The paths for all mounted Datasets and the root for any associated snapshots can always be seen in the Settings panel inside a Workspace or when launching an execution.

Datasets Mounting Launch Git Project

Paths when using Domino File System projects

For a Domino File System Based project, the Datasets and Snapshots above will be available under the following hierarchy:

/domino
   |--/datasets
      |--/local               <== local datasets and snapshots
         |--/clapton          <== R/W dataset
         |--/mingus           <== R/W dataset
         |--/snapshots        <== Snapshot folder organized by dataset
            |--/clapton       <== RO Snapshots for clapton dataset
            |--/tag1          <== Mounted under latest tag
            |--/1             <== Always mounted under the snapshot ID
            |--/2
         |--/mingus
            |--/tag2
            |--/1
            |--/2
      |--/ella                <== RO shared dataset
      |--/davis               <== RO shared dataset
      |--/snapshots           <== Shared datasets snapshots organized by dataset
         |--/ella
            |--/tag3          <== RO snapshot for ella dataset
            |--/1             <== Mounted under latest tag
            |--/2             <== Always mounted under the snapshot ID
         |--/davis
            |--/tag4
            |--/1
            |--/2

The paths for all mounted Datasets and the root for any associated snapshots can always be seen in the Settings panel inside a Workspace or when launching an execution.

Datasets Mounting Workspace DFS Project




Upgrade from versions prior to Domino 4.5

Domino 4.5+ brings a number of improvements to datasets compared to previous versions of Domino. If you just upgraded from a version prior to Domino 4.5, the following information might be of particular interest.

Summary of changes

  • Datasets are now always read/write and reflect the latest version of the files. You can freely manipulate the contents of a dataset from Domino Workpaces, Jobs, Apps, and Launchers.

  • You can optionally create Read Only snapshots associated with a dataset. This is now an explicit action.

  • Datasets and associated Snapshots are automatically mounted for Domino executions. domino.yaml has been deprecated, and you no longer need to use it for Dataset and Snapshot mounting.

  • Scratch spaces, which were previously meant for convenient read/write iterations are also deprecated and are replaced with a new default per project dataset.

Migration considerations

While the above improvements are significant, any datasets and snapshots created with a prior version of Domino will be migrated seamlessly according to the following rules:

  • Datasets that did not have any snapshots previously will automatically become read/write.

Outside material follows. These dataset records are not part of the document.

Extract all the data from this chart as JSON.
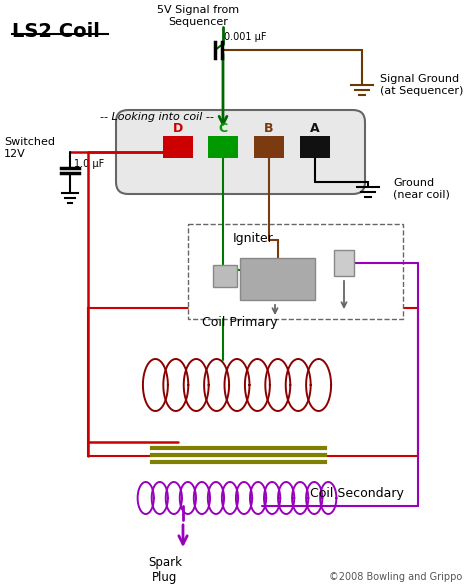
{
  "title": "LS2 Coil",
  "bg_color": "#ffffff",
  "title_color": "#000000",
  "title_fontsize": 14,
  "subtitle": "-- Looking into coil --",
  "top_label": "5V Signal from\nSequencer",
  "cap_label": "0.001 μF",
  "signal_ground_label": "Signal Ground\n(at Sequencer)",
  "switched_label": "Switched\n12V",
  "cap2_label": "1.0 μF",
  "ground_label": "Ground\n(near coil)",
  "igniter_label": "Igniter",
  "coil_primary_label": "Coil Primary",
  "coil_secondary_label": "Coil Secondary",
  "spark_plug_label": "Spark\nPlug",
  "copyright": "©2008 Bowling and Grippo",
  "connector_labels": [
    "D",
    "C",
    "B",
    "A"
  ],
  "pin_colors": [
    "#cc0000",
    "#009900",
    "#7b3a10",
    "#111111"
  ],
  "wire_red": "#cc0000",
  "wire_green": "#007700",
  "wire_brown": "#7b3a10",
  "wire_black": "#111111",
  "wire_purple": "#9900bb",
  "wire_darkred": "#8b0000",
  "wire_olive": "#808000",
  "arrow_green": "#006600",
  "connector_edge": "#666666",
  "connector_fill": "#e8e8e8"
}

  • Datasets with one or more snapshots will have the most recent snapshot promoted to a dataset and will automatically become read/write.

  • domino.yaml in existing projects will be ignored and Datasets and Snapshots will be mounted in executions based on the mounting rules described above.

    Note

    Code that relied on domino.yaml to mount snapshots at particular paths may need to be adjusted to use paths based on the new automatic mounting rules.

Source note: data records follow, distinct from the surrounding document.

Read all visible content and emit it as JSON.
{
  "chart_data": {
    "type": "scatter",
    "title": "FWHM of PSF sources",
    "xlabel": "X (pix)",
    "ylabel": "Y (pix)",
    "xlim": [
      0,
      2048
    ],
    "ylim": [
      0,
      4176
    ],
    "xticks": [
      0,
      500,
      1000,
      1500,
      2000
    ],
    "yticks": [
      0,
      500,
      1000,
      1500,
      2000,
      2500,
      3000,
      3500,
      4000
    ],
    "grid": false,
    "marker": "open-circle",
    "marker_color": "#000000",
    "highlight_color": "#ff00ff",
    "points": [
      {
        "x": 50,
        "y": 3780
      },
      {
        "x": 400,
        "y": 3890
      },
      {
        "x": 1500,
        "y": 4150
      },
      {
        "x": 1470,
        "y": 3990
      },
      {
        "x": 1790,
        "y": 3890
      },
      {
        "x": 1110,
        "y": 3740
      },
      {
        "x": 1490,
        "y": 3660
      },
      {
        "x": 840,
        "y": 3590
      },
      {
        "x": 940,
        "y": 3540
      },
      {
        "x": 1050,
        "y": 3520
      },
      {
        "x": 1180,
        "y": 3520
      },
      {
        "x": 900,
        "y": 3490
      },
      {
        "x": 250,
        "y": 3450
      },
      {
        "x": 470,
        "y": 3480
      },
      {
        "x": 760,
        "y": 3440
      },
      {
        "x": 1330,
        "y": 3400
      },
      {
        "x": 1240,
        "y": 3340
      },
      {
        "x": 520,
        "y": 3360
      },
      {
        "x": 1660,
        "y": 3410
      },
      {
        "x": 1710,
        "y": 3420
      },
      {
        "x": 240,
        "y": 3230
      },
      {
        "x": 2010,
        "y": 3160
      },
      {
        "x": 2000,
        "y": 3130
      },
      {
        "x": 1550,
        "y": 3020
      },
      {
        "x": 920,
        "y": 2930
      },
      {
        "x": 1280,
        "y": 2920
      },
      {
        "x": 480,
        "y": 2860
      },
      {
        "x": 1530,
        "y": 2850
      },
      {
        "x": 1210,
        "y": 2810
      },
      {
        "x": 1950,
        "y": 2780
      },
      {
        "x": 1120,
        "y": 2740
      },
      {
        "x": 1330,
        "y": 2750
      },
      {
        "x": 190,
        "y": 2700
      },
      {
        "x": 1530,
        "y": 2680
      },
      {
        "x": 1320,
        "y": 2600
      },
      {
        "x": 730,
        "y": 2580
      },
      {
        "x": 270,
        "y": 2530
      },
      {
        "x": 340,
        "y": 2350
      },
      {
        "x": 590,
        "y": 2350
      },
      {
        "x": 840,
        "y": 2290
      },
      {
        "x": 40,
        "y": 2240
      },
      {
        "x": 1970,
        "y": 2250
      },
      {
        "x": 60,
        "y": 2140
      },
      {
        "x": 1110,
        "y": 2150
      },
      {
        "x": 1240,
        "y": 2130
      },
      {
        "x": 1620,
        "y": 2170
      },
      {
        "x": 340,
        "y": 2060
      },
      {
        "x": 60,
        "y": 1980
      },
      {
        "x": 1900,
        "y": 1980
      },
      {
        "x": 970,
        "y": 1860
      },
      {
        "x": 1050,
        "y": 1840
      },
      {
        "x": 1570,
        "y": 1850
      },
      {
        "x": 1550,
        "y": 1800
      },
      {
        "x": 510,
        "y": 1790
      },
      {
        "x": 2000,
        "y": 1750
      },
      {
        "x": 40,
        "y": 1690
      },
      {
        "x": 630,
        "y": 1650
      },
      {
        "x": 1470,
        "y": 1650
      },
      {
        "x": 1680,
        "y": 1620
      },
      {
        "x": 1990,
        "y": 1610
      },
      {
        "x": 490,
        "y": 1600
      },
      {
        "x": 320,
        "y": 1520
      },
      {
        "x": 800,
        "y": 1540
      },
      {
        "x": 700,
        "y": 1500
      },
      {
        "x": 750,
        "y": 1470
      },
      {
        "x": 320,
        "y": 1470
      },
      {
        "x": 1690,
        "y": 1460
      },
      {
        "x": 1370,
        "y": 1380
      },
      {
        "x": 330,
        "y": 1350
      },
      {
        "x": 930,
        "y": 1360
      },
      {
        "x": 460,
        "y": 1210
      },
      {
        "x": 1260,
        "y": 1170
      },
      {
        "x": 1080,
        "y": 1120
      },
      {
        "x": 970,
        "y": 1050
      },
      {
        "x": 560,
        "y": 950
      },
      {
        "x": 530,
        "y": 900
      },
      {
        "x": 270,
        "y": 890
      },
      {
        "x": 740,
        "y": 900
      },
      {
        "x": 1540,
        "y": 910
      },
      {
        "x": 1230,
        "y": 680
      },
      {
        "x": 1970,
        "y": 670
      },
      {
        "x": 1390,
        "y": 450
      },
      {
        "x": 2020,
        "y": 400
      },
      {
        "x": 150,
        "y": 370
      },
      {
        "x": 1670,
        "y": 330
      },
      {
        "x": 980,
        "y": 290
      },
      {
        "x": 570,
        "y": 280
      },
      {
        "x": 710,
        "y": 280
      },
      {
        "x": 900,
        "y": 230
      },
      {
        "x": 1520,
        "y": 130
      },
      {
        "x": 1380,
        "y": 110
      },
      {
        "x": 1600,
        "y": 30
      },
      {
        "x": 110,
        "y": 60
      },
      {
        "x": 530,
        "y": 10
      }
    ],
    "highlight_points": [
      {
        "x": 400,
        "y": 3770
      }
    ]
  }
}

  • Scratch spaces with data in them will be promotes to a Dataset. The Domino username of the user who owned the scratch space will be used as the name of the Dataset. Scratch spaces that are empty at time of upgrade will not be migrated.

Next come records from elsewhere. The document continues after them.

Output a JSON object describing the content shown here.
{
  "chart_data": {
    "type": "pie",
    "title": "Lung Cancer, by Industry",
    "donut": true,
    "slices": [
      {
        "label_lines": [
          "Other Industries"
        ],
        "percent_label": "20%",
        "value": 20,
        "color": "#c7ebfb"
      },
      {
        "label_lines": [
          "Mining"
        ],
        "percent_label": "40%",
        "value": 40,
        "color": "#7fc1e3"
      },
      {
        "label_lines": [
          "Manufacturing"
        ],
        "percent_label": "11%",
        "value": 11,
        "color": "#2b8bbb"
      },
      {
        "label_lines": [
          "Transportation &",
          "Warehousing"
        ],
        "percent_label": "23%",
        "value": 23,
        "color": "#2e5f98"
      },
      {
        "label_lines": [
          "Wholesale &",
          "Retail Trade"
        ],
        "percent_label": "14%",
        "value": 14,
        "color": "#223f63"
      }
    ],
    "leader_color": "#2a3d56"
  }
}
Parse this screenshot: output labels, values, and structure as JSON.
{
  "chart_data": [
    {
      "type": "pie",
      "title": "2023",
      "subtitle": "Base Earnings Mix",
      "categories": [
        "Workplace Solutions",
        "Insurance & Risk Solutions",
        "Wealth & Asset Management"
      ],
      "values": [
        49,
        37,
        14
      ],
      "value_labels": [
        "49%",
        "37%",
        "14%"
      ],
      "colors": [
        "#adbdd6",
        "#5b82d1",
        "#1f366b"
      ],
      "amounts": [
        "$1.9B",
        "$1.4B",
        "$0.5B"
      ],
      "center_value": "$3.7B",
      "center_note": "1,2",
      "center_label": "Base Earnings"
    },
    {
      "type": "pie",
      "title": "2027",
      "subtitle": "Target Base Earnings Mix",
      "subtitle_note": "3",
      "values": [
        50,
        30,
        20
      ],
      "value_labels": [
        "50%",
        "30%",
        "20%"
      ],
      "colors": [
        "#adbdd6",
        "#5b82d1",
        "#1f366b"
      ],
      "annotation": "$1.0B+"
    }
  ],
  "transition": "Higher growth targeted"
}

  • A new Dataset with the same name as the project will be automatically created.

    Warning

    In previous versions of Domino, when a user starts their first Workspace in a given project, the size of their Scratch Space will not be updated until the workspace is stopped at least once. As a result, it is possible that a such a Scratch Space will not be moved over. If you believe that this may affect your user base, you should ask users to stop any workspaces prior to the upgrade.